The best order to look at the notebooks is first look at the data with this notebook. Then looking at the notebook that describes how to load and use the saved models from the model zoo. Then go and explore the rest if you would like:

  1. The Mass evaluation notebooks are the following
  2. For the analysis of the reproduction of the Target Dependent model of Vo and Zhang see this notebook
  3. For the analysis of the reproduction of the TDParse model of Wang et al. see this notebook
  4. For the analysis of the reproduction of the LSTM models of Tang et al. see this notebook
  5. For the statistics of the datasets and where to find them see this notebook
  6. For the code on creating training and test splits for the YouTuBean dataset see this notebook
  7. For the code on creating training and test splits for Mitchell et al. dataset see this notebook
  8. Pre-Trained Model examples notebook

Docker Servers

Both Tweebo and Stanford by default will run on your localhost and port 8000 and 9000 respectively by default. If you would like to run them on a different port or hostname you can change the .Bella/config.yaml file which is created in your local home directory the first time you run something successfully through the Stanford or Tweebo tools. The file once created which is only done automatically for you when you successfully run something through the Stanford or Tweebo tools will look like this which is a yaml formatted file:

tweebo_parser:
  hostname: 0.0.0.0
  port: 7000
stanford_core_nlp:
  hostname: http://localhost
  port: 8000

If you want Tweebo or Stanford to run on a different port or hostname just change this file. For instance the example shown above is different to default as Stanford is running on port 8000 and not 9000 and Tweebo is running on port 7000 instead of 8000.

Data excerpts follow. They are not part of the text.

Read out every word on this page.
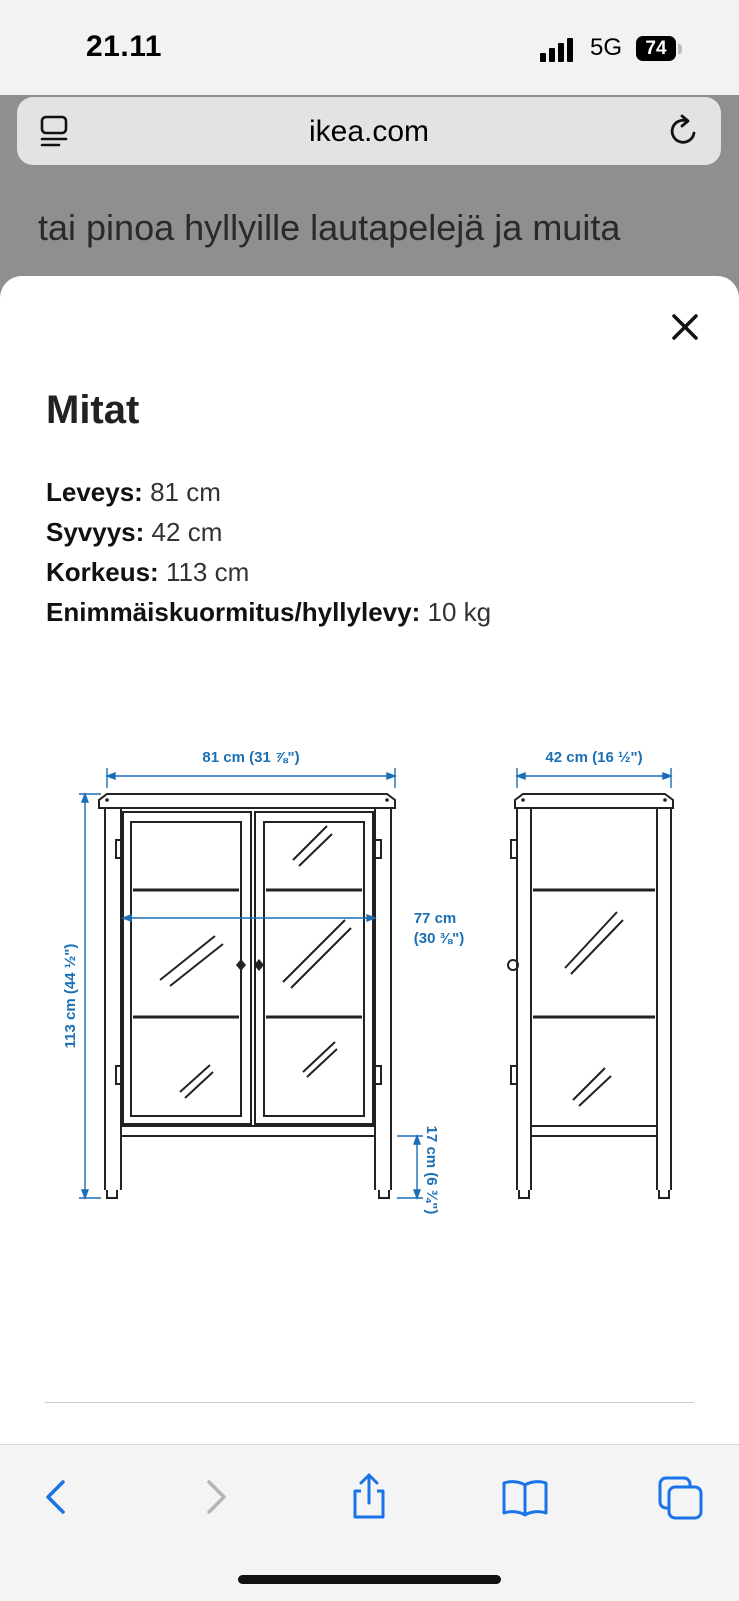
21.11	5G	74
ikea.com
tai pinoa hyllyille lautapelejä ja muita
Mitat
Leveys: 81 cm
Syvyys: 42 cm
Korkeus: 113 cm
Enimmäiskuormitus/hyllylevy: 10 kg
81 cm (31 ⅞")	42 cm (16 ½")
113 cm (44 ½")
77 cm
(30 ⅜")
17 cm (6 ¾")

If you would like the tools to run on different hostname and port from the start without having to successfully run them through the tools before hand just create this file .Bella/config.yaml in your local home directory with the same structure as the example but with the hostname and port you want to use.

Different Licenses

As we use a lot of tools we list here if any of the tools that we use are licensed under a different license to that of this repository:

  1. The Moses tokeniser is licensed under GNU Lesser General Public License version 2.1 or, at your option, any later version.